車のクラクション。その合間を縫うように、乾いた銃声が断続的に響いてくる。ボディガードの怒号が聞こえた。
「ビッグ、こちらです!」
厨房の裏口に逃げ道が確保されていていた。脇道に出ると銃撃戦が激しさを増していた。
巨大な爆発音が一瞬、拳銃のそれを打ち消した。表に回されていたキャデラック・デ・ヴィル・コンバーチブルのボンネットから派手に炎が噴き出していた。燃え盛る炎の赤とキャデラックのキャンディーグリーンが融合したボディーはおれの目には幻想的に映った。
その時―――キャデラックの前を何かが横切った。猫?犬?―――違う、子供だ!
「ビッグ、はやく! こちらです! 早くしてください!」
ボディーガードの声とは反対側にとっさに足が動いた。銃弾が飛び交う中に取り残されているまだ歩く事もできない赤ん坊を抱き上げた。

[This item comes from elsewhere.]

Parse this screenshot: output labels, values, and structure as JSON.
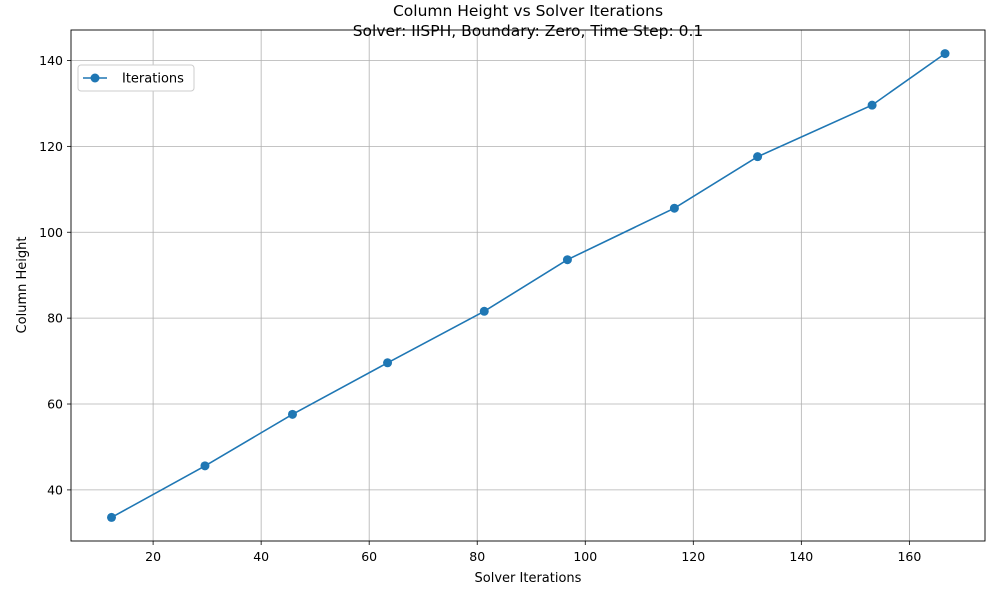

すぐにボディーガードに囲まれた。ヤマオカの車が裏通りに止まっていた。たどり着くまでに二人が撃たれた。車に押し込まれると、目が覚めるような速さで走り出した。現場を離れても銃声は止めど無く響いていた。息が乱れて、全身が心臓になったかのように脈打っていた。
「ビッグ。無事で何よりです。やはりジムさんがわれわれを裏切ったようです。ジムさんはテネシアンから出た直後、誰かに電話を入れてから逃げるようにその場から立ち去っています。捕まえる事もできましたが、念のため今は尾行を付けて泳がせています。・・・捕まえますか?」
ヤマオカはこんな時にも事務的な声を変える事はなかった。
「いや、まだ泳がせていた方がいいだろう。東側の連中と会うのかもしれん。それより、助かったよ」
ヤマオカは頷くだけだった。
「今から港の第三倉庫に向かいます。あそこなら東側の攻撃の心配もないでしょう」
第三倉庫―――海外の取り引き物を一括して置いてある倉庫。そこに非常時のために避難用の小さな事務所に作っておいた。使った事は一度もなかった。おれとヤマオカ以外誰も知らない隠れ場。ついに使う時が来た。